As an executive, I want to generate a report so that I can understand which departments need to improve their productivity

Our goal with user stories is to write down a short place holding sentence that will remind developers and customers to hold future conversations.

Why User Stories are better?

1. Comprehension

A way that extensive upfront Requirements Specifications can kill a project is through the inaccuracies of written language.

The shift toward verbal communication of User Stories provides rapid feedback cycles, which leads to greater understanding.

2. Planning

A difference between User Stories and Requirements Specifications is that with the latter the cost of each requirement is not made visible until all the requirements are written down.

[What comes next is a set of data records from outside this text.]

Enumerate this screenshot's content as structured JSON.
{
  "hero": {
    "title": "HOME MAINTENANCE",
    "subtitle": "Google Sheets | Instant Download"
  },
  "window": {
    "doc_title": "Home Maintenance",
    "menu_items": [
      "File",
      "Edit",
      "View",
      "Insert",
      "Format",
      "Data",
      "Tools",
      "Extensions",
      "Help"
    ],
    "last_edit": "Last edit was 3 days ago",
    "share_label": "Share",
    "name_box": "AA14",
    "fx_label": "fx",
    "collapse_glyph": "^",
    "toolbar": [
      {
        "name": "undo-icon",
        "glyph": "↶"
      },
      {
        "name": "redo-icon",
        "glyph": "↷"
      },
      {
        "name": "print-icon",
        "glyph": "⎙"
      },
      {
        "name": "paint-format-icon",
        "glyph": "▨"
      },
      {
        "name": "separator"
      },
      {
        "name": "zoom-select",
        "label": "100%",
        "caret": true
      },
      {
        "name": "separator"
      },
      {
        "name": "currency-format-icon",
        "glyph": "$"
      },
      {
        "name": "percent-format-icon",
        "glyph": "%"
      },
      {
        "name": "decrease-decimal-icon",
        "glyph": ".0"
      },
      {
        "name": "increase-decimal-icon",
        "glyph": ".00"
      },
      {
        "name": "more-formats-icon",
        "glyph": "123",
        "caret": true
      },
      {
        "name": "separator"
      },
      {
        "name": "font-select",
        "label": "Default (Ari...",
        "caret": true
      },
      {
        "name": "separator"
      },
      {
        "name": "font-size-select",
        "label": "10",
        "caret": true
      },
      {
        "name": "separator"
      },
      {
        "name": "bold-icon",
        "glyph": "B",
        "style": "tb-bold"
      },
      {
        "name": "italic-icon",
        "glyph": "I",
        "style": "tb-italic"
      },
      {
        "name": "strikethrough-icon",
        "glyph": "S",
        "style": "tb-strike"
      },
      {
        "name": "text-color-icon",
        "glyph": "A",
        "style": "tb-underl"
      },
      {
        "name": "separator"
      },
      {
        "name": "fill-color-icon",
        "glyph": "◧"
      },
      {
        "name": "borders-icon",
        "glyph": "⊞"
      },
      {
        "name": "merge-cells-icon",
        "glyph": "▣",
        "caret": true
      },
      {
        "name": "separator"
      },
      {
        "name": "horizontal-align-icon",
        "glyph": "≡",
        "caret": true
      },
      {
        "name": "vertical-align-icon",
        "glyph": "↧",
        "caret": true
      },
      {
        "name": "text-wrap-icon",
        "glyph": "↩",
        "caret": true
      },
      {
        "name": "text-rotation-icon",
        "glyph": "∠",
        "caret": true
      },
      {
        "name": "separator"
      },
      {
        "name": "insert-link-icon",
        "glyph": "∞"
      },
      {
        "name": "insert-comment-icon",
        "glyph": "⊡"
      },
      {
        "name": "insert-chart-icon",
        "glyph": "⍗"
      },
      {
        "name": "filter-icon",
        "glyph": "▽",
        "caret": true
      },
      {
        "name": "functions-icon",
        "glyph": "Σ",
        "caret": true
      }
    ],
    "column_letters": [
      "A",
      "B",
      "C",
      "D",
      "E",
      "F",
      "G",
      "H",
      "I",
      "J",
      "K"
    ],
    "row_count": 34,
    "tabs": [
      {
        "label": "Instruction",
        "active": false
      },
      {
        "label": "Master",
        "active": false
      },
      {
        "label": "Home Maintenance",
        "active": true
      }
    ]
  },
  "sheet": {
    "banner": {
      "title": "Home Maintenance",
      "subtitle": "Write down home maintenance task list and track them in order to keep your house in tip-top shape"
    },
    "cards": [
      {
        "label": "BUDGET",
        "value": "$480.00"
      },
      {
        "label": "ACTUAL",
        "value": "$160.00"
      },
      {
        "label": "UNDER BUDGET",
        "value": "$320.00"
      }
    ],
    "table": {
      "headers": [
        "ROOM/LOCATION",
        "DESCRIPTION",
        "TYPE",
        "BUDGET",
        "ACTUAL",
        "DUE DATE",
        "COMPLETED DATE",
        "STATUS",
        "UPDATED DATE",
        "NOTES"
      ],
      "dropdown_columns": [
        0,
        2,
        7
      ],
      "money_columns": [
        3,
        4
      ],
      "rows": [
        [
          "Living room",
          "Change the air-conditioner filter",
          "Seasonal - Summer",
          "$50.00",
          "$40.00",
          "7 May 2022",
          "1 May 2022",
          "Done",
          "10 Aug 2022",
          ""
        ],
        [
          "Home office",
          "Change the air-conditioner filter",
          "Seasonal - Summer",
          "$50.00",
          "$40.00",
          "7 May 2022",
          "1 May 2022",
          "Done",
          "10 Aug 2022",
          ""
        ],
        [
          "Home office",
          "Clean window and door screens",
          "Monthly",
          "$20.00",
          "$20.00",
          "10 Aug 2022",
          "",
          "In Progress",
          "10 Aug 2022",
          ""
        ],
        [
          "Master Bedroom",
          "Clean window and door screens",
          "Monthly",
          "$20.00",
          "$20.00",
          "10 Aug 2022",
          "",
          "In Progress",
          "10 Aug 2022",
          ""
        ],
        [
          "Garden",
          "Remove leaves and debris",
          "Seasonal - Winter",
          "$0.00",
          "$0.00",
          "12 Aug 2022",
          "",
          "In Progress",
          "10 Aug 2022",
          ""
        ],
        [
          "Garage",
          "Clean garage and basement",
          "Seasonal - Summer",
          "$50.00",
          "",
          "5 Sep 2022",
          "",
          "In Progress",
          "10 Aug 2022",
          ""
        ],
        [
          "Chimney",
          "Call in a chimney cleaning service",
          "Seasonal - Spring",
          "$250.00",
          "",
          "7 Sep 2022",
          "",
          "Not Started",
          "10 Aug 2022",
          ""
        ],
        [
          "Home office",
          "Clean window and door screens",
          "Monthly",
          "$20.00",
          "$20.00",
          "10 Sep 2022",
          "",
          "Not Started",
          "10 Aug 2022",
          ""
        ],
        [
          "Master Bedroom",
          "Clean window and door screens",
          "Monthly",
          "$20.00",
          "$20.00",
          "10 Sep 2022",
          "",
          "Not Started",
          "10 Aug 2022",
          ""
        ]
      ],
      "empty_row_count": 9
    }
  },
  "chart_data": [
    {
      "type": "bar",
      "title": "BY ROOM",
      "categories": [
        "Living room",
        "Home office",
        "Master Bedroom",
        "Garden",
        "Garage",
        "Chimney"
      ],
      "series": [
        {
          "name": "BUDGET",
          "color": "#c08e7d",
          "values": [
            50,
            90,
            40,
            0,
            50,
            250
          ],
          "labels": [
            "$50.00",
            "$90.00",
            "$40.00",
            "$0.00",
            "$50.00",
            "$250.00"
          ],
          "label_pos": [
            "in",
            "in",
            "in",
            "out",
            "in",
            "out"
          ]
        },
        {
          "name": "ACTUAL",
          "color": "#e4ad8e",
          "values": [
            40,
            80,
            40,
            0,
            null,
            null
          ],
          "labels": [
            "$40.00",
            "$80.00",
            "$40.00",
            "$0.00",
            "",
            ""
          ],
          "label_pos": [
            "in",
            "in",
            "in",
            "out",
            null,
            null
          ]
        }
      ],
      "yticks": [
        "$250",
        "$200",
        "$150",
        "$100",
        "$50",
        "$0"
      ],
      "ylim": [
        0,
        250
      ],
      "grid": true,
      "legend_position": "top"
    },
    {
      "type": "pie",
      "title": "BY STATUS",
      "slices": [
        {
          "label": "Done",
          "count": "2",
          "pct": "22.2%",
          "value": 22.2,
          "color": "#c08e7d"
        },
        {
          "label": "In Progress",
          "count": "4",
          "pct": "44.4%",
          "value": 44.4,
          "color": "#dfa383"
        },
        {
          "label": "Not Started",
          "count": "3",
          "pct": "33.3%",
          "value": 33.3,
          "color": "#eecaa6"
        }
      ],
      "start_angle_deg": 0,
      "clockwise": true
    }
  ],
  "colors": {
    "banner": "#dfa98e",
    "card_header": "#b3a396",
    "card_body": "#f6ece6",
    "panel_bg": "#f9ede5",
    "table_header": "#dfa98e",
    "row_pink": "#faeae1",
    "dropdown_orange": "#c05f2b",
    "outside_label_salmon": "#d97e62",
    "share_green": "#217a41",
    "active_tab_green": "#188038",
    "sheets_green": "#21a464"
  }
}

With stories, an estimate is associated with each one right up front so that they may be conveniently used for release planning.

3. Resiliency

Change always happens in projects…

  • Users and customers do not generally know exactly what they want
  • Many of the details needed to develop the software become clear only as the system is being developed
  • Product and project changes occur
  • People make mistakes

User Stories embrace change because

  • Do not need to be all written before developers can begin coding the first
  • Encourage deferring details because we can write them at whatever level of detail is appropriate in a given moment.

4. Prioritization

It’s hard to prioritize and work with thousands of sentences all starting with “The system shall…”.
That difficulty usually results in having the user considering 95% of the requirements high priority!

On the opposite, User Stories can be easily ordered by priority.